RFI : Aucun nôtre a reçu le Prix spécial du jury à la Mostra de Venise cette année. Il traite de sujets comme l’exil et la privation de libertés. Votre père, Jafar Panahi, a achevé ce film peu de temps avant son incarcération, en juillet. Si vous deviez présenter ce film en une phrase, que diriez-vous ?
Panah Panahi : C’est un film autobiographique – comme tous les films précédents de Jafar Panahi – qui parle des restrictions imposées au peuple, aux cinéastes, aux acteurs et aux artistes en général.
Jafar Panahi, à qui le régime de Téhéran interdit de faire des films, se met d’ailleurs lui-même en scène dans son propre rôle, celui d’un réalisateur voulant tourner une histoire d’amour dans un village du nord-ouest de l’Iran, mais qui est confronté à de nombreux obstacles. Ce film est-il, comme à l’accoutumée dans les œuvres de Jafar Panahi, une forme de combat pour la liberté ?

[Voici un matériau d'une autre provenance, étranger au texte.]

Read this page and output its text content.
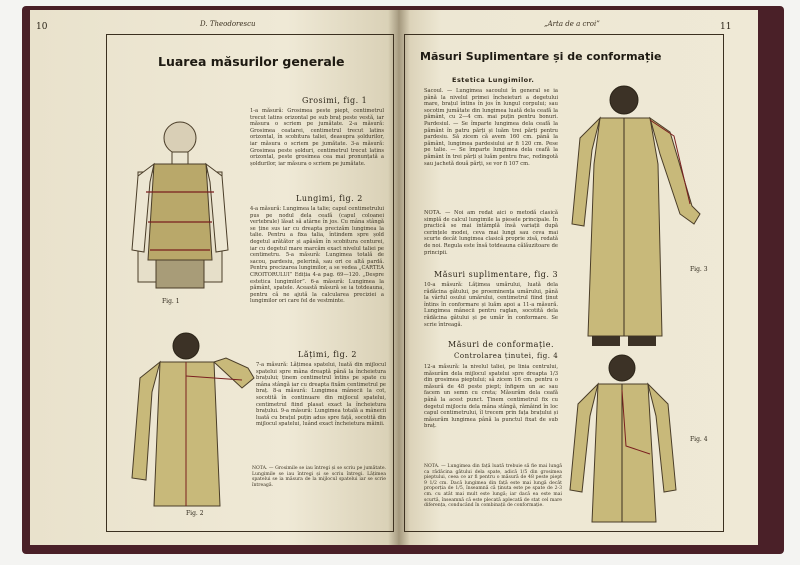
10	D. Theodorescu
Luarea măsurilor generale
Fig. 1
Fig. 2
Grosimi, fig. 1
1-a măsură: Grosimea peste piept, centimetrul trecut latins orizontal pe sub braț peste vestă, iar măsura o scriem pe jumătate. 2-a măsură: Grosimea ceatarei, centimetrul trecut latins orizontal, în scobitura taliei, deasupra șoldurilor, iar măsura o scriem pe jumătate. 3-a măsură: Grosimea peste șolduri, centimetrul trecut latins orizontal, peste grosimea cea mai pronunțată a șoldurilor, iar măsura o scriem pe jumătate.
Lungimi, fig. 2
4-a măsură: Lungimea la talie; capul centimetrului pus pe nodul dela ceafă (capul coloanei vertebrale) lăsat să atârne în jos. Cu mâna stângă se ține sus iar cu dreapta precizăm lungimea la talie. Pentru a fixa talia, întindem spre șold degetul arătător și apăsăm în scobitura centurei, iar cu degetul mare marcăm exact nivelul taliei pe centimetru. 5-a măsură: Lungimea totală de sacou, pardesiu, pelerină, sau ori ce altă pardă. Pentru precizarea lungimilor, a se vedea „CARTEA CROITORULUI” Ediția 4-a pag. 69—120. „Despre estetica lungimilor”. 6-a măsură: Lungimea la pământ, spatele. Această măsură se ia totdeauna, pentru că ne ajută la calcularea preciziei a lungimilor ori care fel de vestminte.
Lățimi, fig. 2
7-a măsură: Lățimea spatelui, luată din mijlocul spatelui spre mâna dreaptă până la încheietura brațului; ținem centimetrul întins pe spate cu mâna stângă iar cu dreapta fixăm centimetrul pe braț. 8-a măsură: Lungimea mânecii la cot, socotită în continuare din mijlocul spatelui, centimetrul fiind plasat exact la încheietura brațului. 9-a măsură: Lungimea totală a mânecii luată cu brațul puțin adus spre față, socotită din mijlocul spatelui, luând exact încheietura mâinii.
NOTA. — Grosimile se iau întregi și se scriu pe jumătate. Lungimile se iau întregi și se scriu întregi. Lățimea spatelui se ia măsura de la mijlocul spatelui iar se scrie întreagă.
„Arta de a croi”	11
Măsuri Suplimentare și de conformație
Estetica Lungimilor.
Sacoul. — Lungimea sacoului în general se ia până la nivelul primei încheieturi a degetului mare, brațul întins în jos în lungul corpului; sau socotim jumătate din lungimea luată dela ceafă la pământ, cu 2—4 cm. mai puțin pentru bonuri. Pardesiul. — Se împarte lungimea dela ceafă la pământ în patru părți și luăm trei părți pentru pardesiu. Să zicem că avem 160 cm. până la pământ, lungimea pardesiului ar fi 120 cm. Pese pe talie. — Se împarte lungimea dela ceafă la pământ în trei părți și luăm pentru frac, redingotă sau jachetă două părți, se vor fi 107 cm.
NOTA. — Noi am redat aici o metodă clasică simplă de calcul lungimile la piesele principale. În practică se mai întâmplă însă variații după cerințele modei, ceva mai lungi sau ceva mai scurte decât lungimea clasică proprie zisă, redată de noi. Regula este însă totdeauna călăuzitoare de principii.
Măsuri suplimentare, fig. 3
10-a măsură: Lățimea umărului, luată dela rădăcina gâtului, pe proeminența umărului, până la vârful osului umărului, centimetrul fiind ținut întins în conformare și luăm apoi a 11-a măsură. Lungimea mânecii pentru raglan, socotită dela rădăcina gâtului și pe umăr în conformare. Se scrie întreagă.
Măsuri de conformație.
Controlarea ținutei, fig. 4
12-a măsură: la nivelul taliei, pe linia centrului, măsurăm dela mijlocul spatelui spre dreapta 1/3 din grosimea pieptului; să zicem 16 cm. pentru o măsură de 48 peste piept; înfigem un ac sau facem un semn cu creta; Măsurăm dela ceafă până la acest punct. Ținem centimetrul fix cu degetul mijlociu dela mâna stângă, rămâind în loc capul centimetrului, îl trecem prin fața brațului și măsurăm lungimea până la punctul fixat de sub braț.
NOTA. — Lungimea din față luată trebuie să fie mai lungă ca rădăcina gâtului dela spate, adică 1/5 din grosimea pieptului, ceea ce ar fi pentru o măsură de 48 peste piept 9 1/2 cm. Dacă lungimea din față este mai lungă decât proporția de 1/5, înseamnă că ținuta este pe spate de 2-3 cm. cu atât mai mult este lungă; iar dacă ea este mai scurtă, înseamnă că este plecată aplecată de stat cel mare diferența, conducând în combinații de conformație.
Fig. 3
Fig. 4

Justement, c’est l’obsession de chaque artiste vivant dans une société fermée. Quand le régime ordonne des restrictions, l’artiste veut absolument parler et faire en sorte que les autres puissent l’entendre. On demande souvent à Jafar Panahi pourquoi il parle toujours des restrictions, des limites, pourquoi il ne montre pas, dans ses films, des choses positives qui se passent dans la société. Jafar Panahi répond en confirmant que le rôle de l’artiste n’est pas de faire l’éloge de ce qui est positif, de ce qui est libre dans la société. Son rôle consistait plutôt à montrer les limites et les restrictions, à les dépasser en les montrant et à faire naître l’espoir au sein de la société. C’est une contribution à un avenir meilleur.
L’exil est un thème récurrent dans le cinéma iranien contemporain. Alors que certains artistes décident de fuir le régime, Jafar Panahi et d’autres confrères choisissent de résister en restant dans le pays, en dépit de l’oppression, de la censure et des restrictions de libertés.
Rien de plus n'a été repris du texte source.